Number one is keeping track of which frame of a particular seed you're intending to get a random number from (basically, this is already indicated by the level number). Then you can set the seed, advance the frame up to that point and generate the number you're looking for. You'd have to do this every time you want to retrieve a new seed to generate a level with, because GM:S' built-in PRNG operates on a single channel. This means that calling any other functions that generate random numbers using the built-in PRNG (and thus advancing the frame) will manipulate your level generation, and the result of this would, if you weren't taking care of it, be that sharing a seed with other players will result in them getting to play the same first stage... but all further stages will likely be different (as I'm almost certain that you're using randomness in many other places - which game doesn't?).
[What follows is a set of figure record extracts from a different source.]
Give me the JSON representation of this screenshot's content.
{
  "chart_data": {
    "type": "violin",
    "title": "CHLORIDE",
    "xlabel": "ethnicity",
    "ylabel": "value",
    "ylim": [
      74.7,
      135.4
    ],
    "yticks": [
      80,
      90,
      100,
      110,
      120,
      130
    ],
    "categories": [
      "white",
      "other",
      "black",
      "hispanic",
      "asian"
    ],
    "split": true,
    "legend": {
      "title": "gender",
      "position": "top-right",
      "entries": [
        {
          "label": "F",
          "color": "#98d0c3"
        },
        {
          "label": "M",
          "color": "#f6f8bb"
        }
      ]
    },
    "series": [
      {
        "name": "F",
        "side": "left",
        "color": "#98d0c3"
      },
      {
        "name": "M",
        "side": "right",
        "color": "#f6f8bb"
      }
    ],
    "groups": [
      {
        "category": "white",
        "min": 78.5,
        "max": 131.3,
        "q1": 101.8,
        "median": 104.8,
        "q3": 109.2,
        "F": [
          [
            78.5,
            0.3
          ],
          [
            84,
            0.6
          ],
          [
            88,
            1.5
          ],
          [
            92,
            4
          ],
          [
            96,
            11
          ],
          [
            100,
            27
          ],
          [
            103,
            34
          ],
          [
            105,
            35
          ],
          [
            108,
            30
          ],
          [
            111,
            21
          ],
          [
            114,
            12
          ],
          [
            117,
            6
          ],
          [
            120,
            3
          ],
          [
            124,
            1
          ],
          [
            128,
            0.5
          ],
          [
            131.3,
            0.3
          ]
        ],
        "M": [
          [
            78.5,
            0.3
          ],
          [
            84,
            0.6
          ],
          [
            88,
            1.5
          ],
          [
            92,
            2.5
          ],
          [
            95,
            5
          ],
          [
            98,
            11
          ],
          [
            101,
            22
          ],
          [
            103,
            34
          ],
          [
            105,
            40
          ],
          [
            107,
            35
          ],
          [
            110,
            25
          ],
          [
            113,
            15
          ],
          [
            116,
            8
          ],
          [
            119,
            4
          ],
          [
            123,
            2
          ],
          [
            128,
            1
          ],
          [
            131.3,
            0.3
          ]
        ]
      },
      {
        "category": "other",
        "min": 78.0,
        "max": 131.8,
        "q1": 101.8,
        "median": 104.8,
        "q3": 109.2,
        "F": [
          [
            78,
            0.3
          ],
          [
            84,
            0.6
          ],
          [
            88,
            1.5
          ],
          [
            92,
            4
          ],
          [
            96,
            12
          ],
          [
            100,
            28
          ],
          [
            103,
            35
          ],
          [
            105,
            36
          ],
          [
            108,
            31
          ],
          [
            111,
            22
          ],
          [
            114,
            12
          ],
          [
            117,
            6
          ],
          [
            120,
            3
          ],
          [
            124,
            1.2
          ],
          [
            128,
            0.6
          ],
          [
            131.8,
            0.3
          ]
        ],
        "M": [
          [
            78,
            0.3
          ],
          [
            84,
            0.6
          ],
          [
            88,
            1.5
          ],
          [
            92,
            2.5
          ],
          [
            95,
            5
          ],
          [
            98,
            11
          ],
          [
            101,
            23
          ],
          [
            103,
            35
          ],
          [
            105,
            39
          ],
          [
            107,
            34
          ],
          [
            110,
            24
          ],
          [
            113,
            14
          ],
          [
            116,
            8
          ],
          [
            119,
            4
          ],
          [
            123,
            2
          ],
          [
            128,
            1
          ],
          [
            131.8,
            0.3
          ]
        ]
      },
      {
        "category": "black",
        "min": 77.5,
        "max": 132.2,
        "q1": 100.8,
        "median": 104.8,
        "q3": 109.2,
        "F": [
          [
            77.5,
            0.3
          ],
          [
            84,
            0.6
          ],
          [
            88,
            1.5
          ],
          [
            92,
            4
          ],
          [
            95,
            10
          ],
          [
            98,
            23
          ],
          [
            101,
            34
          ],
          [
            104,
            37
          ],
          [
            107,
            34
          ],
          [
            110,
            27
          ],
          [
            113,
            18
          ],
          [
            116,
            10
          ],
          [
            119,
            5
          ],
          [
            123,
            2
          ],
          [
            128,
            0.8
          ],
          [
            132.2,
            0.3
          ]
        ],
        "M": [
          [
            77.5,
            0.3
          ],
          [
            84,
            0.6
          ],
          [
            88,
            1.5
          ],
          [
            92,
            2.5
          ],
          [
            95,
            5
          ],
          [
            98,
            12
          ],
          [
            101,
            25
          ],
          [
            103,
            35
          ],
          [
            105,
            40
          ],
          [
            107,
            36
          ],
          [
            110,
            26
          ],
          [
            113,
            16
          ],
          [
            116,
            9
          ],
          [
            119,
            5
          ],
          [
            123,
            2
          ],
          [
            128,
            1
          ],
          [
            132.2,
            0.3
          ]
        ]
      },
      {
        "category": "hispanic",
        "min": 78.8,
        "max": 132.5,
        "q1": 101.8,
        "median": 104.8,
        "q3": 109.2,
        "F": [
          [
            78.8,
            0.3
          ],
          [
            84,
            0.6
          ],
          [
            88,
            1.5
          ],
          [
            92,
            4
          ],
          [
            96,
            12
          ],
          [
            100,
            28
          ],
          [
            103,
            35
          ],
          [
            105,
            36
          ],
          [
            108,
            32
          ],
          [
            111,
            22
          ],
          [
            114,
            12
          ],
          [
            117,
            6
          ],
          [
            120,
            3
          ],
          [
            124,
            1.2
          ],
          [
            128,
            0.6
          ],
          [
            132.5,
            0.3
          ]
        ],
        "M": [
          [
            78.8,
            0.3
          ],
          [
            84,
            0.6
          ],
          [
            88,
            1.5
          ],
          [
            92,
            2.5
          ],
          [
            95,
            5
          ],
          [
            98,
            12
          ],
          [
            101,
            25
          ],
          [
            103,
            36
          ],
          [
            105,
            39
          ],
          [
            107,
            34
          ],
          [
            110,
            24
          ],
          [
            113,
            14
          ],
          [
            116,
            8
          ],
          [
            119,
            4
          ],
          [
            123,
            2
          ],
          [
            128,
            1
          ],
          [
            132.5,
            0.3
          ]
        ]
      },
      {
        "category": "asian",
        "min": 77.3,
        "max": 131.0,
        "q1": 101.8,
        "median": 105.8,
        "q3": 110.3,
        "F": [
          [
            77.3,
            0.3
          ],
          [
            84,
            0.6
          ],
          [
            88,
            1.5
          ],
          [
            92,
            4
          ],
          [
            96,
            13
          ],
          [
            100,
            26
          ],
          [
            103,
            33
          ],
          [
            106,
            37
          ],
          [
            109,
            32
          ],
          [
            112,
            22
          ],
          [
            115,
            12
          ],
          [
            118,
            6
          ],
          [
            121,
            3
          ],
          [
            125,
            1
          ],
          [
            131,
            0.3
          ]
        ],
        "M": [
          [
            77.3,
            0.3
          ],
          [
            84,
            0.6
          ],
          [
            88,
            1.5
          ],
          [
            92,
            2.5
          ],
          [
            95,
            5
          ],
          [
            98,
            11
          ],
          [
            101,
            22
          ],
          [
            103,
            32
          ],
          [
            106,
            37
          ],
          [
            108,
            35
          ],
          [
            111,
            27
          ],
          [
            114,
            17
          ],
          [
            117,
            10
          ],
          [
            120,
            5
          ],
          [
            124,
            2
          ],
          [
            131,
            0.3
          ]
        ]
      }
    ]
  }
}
Number two is using multiple PRNG channels. This approach resolves the problem regarding usage of the PRNG between generation of levels by allowing you to essentially use multiple PRNGs at once, each with their own seed and frame. Advancing the frame of one does not advance the frame of the others, so you can generate as many random numbers between level generation as you want as long as you don't use the PRNG channel that is reserved for the generation of level seeds. This also means that you'd have to use yet another channel for actually generating levels (using the seed you obtained from the level seed generation channel). You'd still have to advance the frame of the level generation PRNG channel up to the current level's frame when resuming a game saved later than stage 1, though. An extension that facilitates this channeled approach happens to exist: http://gmc.yoyogames.com/index.php?showtopic=635690

Number three, which is only viable if there is a fixed amount of levels per playthrough, is simply pre-generating all seeds for level generation and saving them in your save file. That way, you can just read them back in depending on which level you're trying to generate, and they'll always come out the same way.
 

Fredrik

Member
Thanks for the answer! I took a break after getting stuck with this, but I'll look more into it now :)
 

Fredrik

Member
Just in tought if the last suggestion, preseting all the seeds for each floor (as I've had some problems with the other suggestions in the past and wanna try this one) To do this I'd have to set a variable for each seed, setting them to be random with the random(x); then saving them all and make a list checking "if floor is 1 = {seed = saved_seed_1}" and so on. So is there a way to.. let's say write something like if floor = 1 {seed = saved_seed[1]}, so instead of having a varaible for each level "saved_seed_1", "saved_seed_2" and so on, just having saved_seed[1] / saved_seed_[2] ?
 

TsukaYuriko

☄️
Forum Staff
Moderator
The pseudo-code you posted literally already follows the syntax for using arrays in GML. There is no need for maps.